Updated Jan 4, 2011 - 8:57 pm
Burns: Don't root for a Cardinals loss
Some times in life things come exactly as advertised. When you go see TRON, you'll get exactly what you expect. Loud. Bright. Action. No plot.
Sunday's game between two teams with rookie quarterbacks, the 4-9 Arizona Cardinals and 1-12 Carolina Panthers, came exactly as advertised. As an entertainment product, it was….uh…..lacking. A 19-12 loss that swung the Cardinals from a double-digit win team to a double-digit loss team in the span of a year.
John Skelton, making his first start on the road, didn't look nearly as comfortable as he had the week prior against the Broncos. The now familiar and lethal combination of bad throws and bad drops once again doomed the Cardinals offense.
The defense was, at times, gashed by Carolina's running game and didn't force the turnovers they did last weekend but mostly kept the Cardinals in the game. Any kind of reasonable output by the offense would have resulted in a different outcome.
Ho to the Hum.
Heck even Jay Feely couldn't pull off a couple of on-sides kicks. It was that kind of afternoon for the Cardinals.

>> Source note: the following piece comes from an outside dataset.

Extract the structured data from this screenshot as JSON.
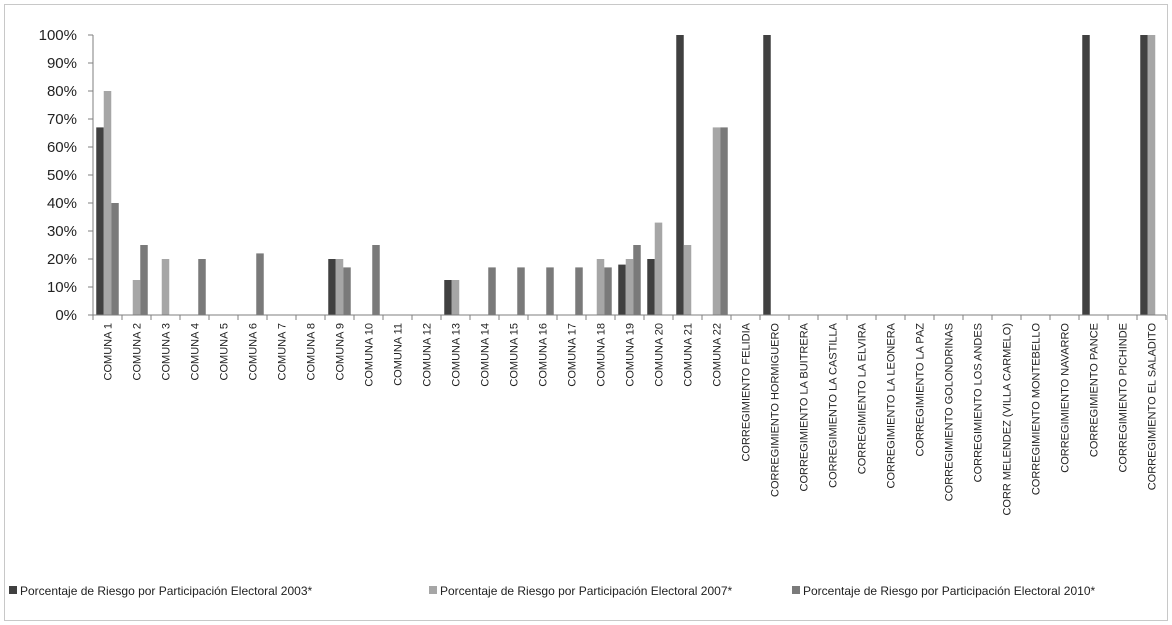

At this point, the only story line with a pulse centers on a top ten draft pick. Last week was clearly a victory for the You-Play-To-Win-The-Game-Herm-Edwards crowd. This week, the argument will volley back to the Lose-To-Get-The-Best-Pick side of the net. The bickering between the two is, unfortunately, what this season has boiled down to.
If you want them to lose…that is your prerogative, though I truly doubt you sit on your couch and actively root for a loss. If, as a good friend suggested to me, you choose not to watch because you know it's best for them to lose but you can't stomach the sight of it…that too is your prerogative. If you think they're best served continuing to play Skelton to evaluate his abilities…join the club.
But to think they should try to lose - want to lose - then you are in the wrong business, or at least reading the wrong blog. There is never a scenario in which a culture of victory is fostered by losing.